MORE magazine was kind enough to include Diana Lively is Falling Down in its Must Reads for the July/August issue, saying “Never underestimate the power of a good chick lit...”
I got so distracted I couldn’t absorb the rest of the review.
Chick lit? I thought, having an oxymoronic reaction in which I was pleased to be considered young enough to still be in the chica stage, and simultaneously dissed because God forbid they think my book isn’t serious, or might possibly have me lumped in with all the formulaic chick lit that’s been produced to reproduce the wonderful successes of Bridget Jones’ Diary or Le Divorce.
The trouble with labels is everyone gets lumped in together under the same reductive banner until the lowest-common-denominator prevails. To wit, any number of ponderous, pretentious and unreadable tomes that drag the literary fiction label through the sludge. If Melville only knew it, he might be clamoring for MOBY DICK to be regrouped with naval lit even if it means he’s got to rub shoulders with Tom Clancy rather than be buried alive in the torpor of self-indulgent uber-writer types whose names I won’t mention because even boorish writers have feelings I wouldn’t want to hurt.

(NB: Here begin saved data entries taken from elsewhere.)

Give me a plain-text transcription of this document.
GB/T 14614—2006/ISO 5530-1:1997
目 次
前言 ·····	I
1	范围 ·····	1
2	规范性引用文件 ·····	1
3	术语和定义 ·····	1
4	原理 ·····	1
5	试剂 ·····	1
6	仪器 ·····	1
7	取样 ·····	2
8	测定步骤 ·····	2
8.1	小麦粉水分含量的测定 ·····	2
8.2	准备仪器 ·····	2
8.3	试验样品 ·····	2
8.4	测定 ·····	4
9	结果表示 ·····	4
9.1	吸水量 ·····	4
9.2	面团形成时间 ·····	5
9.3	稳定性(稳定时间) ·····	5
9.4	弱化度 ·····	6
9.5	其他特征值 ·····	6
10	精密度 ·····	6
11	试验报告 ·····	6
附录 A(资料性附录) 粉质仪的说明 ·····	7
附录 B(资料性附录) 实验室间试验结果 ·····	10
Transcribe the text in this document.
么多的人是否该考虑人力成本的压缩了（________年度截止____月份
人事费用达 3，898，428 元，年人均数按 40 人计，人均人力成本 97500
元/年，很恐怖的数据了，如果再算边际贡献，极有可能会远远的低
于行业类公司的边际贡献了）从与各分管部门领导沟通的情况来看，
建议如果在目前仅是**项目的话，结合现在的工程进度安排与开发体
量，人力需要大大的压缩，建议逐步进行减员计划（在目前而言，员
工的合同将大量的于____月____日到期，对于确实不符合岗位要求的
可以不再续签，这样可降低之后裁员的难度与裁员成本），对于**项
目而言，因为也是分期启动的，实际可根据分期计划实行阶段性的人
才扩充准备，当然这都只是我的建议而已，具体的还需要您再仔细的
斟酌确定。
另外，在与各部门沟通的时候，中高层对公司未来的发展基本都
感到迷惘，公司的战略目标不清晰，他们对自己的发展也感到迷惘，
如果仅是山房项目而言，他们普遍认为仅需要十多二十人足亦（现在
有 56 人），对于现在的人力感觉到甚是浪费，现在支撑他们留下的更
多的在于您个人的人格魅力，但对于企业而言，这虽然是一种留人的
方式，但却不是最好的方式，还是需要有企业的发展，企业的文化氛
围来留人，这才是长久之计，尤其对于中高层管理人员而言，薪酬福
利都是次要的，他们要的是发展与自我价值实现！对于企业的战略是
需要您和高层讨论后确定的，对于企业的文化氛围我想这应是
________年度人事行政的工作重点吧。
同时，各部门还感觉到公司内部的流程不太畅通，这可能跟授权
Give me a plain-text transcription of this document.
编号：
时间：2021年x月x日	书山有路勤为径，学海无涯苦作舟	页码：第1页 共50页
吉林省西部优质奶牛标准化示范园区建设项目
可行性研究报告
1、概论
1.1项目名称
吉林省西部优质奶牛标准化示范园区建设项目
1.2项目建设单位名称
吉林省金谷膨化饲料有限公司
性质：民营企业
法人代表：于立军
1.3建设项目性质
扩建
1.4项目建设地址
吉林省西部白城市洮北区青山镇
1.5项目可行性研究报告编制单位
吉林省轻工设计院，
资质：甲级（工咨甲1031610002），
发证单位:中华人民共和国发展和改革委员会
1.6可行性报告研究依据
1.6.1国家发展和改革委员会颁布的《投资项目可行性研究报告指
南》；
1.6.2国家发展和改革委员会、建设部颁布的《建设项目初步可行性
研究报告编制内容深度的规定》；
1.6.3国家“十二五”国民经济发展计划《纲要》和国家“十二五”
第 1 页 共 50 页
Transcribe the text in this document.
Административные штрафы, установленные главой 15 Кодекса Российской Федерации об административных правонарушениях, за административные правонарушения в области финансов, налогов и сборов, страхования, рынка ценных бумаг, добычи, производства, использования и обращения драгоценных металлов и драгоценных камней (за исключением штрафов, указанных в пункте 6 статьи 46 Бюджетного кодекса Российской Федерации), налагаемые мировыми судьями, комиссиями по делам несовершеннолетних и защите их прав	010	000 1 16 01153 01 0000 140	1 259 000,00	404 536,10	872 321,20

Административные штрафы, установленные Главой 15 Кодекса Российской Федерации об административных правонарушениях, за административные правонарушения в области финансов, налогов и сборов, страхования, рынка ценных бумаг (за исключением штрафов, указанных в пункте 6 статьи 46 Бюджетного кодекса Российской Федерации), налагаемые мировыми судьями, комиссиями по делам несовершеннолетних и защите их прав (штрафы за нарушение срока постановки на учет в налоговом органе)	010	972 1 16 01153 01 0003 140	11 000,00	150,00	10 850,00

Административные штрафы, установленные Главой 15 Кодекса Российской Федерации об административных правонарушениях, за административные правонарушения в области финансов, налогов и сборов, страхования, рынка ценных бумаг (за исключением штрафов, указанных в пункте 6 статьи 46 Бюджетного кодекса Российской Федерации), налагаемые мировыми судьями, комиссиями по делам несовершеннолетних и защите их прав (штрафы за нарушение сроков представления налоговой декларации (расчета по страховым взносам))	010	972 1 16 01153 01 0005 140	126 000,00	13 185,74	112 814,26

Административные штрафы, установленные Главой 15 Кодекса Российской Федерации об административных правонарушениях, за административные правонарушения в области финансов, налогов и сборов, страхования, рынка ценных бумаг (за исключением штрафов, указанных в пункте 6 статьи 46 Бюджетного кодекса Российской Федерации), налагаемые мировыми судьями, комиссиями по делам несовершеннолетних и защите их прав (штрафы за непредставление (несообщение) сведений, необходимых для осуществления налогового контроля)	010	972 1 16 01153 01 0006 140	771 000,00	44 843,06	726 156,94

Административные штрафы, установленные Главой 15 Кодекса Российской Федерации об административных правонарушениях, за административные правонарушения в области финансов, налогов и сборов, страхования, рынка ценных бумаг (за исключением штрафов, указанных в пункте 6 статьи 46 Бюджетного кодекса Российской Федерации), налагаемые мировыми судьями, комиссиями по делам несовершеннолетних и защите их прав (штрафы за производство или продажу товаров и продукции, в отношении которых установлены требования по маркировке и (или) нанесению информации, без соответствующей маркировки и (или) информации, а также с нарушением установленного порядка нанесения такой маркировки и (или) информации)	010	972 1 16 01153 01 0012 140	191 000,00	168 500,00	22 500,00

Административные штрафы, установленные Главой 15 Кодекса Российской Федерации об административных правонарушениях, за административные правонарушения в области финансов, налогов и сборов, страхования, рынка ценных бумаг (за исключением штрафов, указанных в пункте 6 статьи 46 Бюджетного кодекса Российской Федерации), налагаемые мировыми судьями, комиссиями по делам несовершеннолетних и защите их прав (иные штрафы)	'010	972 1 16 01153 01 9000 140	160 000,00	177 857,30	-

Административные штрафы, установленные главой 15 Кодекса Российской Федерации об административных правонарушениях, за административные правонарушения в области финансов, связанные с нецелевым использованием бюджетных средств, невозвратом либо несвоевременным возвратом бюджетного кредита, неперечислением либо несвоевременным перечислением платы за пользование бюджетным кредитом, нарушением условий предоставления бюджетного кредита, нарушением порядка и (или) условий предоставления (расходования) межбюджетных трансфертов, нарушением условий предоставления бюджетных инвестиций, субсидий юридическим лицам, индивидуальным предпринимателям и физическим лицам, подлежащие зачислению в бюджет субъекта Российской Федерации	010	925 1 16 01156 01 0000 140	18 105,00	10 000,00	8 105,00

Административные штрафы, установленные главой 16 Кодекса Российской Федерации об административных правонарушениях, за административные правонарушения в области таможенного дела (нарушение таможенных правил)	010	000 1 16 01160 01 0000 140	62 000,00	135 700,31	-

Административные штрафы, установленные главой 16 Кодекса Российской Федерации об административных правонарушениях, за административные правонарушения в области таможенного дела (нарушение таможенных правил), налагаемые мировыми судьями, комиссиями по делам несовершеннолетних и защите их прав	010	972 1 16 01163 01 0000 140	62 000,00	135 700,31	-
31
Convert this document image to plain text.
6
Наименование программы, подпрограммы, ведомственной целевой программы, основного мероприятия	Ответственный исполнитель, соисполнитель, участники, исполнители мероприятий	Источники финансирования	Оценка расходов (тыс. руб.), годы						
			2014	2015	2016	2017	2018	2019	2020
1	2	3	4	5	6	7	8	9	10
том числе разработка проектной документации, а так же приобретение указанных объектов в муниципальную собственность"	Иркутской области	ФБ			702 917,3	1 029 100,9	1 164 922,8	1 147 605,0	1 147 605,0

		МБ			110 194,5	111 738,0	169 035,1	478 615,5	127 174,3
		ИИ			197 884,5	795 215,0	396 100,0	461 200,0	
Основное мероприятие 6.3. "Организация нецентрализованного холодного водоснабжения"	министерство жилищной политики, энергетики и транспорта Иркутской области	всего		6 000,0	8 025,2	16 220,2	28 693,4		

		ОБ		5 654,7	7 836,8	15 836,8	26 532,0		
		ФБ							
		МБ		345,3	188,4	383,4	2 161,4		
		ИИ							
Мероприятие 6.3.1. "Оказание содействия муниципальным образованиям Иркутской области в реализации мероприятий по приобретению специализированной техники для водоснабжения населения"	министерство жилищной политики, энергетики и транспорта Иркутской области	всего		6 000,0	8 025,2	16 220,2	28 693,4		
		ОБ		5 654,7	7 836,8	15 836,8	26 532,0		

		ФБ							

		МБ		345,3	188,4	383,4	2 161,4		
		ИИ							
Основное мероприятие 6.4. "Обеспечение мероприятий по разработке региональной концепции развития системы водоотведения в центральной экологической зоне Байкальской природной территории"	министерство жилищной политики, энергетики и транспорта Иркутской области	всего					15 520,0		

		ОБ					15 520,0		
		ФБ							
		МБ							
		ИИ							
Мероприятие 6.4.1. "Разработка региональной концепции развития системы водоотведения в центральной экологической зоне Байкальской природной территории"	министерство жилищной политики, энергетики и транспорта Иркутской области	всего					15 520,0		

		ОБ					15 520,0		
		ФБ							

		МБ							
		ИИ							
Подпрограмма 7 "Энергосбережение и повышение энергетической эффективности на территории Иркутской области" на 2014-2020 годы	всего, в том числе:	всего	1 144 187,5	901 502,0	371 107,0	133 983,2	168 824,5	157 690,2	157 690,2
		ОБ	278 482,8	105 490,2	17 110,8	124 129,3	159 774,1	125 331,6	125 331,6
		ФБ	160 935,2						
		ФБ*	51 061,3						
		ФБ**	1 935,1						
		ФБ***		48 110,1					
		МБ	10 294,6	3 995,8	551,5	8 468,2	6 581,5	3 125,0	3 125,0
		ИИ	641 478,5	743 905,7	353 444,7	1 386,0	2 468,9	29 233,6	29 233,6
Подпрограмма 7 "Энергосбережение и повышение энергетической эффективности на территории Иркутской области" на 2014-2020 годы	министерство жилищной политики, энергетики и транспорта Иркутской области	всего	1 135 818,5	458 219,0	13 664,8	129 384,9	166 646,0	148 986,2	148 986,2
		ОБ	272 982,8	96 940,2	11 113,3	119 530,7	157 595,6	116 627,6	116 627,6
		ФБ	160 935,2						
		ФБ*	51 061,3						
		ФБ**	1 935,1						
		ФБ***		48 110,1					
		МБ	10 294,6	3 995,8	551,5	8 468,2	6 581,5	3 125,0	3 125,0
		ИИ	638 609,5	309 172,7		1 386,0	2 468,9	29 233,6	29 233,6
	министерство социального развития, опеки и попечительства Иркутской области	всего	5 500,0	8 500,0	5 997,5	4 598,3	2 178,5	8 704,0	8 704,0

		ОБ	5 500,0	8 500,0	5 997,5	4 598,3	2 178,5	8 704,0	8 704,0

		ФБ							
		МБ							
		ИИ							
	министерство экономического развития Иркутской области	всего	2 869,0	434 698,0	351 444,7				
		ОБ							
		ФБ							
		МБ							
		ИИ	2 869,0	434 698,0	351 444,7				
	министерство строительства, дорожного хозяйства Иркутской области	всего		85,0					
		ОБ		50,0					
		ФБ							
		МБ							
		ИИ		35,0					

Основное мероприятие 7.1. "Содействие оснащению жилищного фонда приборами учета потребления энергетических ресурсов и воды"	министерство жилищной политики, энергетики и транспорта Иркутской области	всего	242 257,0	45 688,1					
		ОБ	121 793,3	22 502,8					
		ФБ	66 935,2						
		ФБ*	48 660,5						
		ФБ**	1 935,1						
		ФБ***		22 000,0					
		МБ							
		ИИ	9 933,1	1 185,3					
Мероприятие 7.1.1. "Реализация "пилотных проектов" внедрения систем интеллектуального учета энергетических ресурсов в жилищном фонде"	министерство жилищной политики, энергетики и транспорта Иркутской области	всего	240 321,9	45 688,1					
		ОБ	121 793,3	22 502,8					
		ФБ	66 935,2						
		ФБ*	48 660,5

To tell you the truth, I’d just as soon be lumped with women writers who write readable stories are entertaining and irreverent. Chick lit may not include such important, earth-shattering subjects as those commonly found in male writers’ literature, but we lesser creatures have trouble understanding the weighty meaning of such mysteries as the talking turd in THE CORRECTIONS, the anguish of a bloke whose wife won’t give him a blow-job in RABBIT RUN or the sacred pleasures of the Baseball Hall of Fame in INDEPENDENCE DAY. I guess my point is, I loved each of these books, not because they were literary or male but because I was able to suspend disbelief and enter the writer's fictional dream. Great art entertains, first and foremost. So whether it's chick lit or Dick Lit, I'll read it all day, as long as you don’ t make me take it too seriously.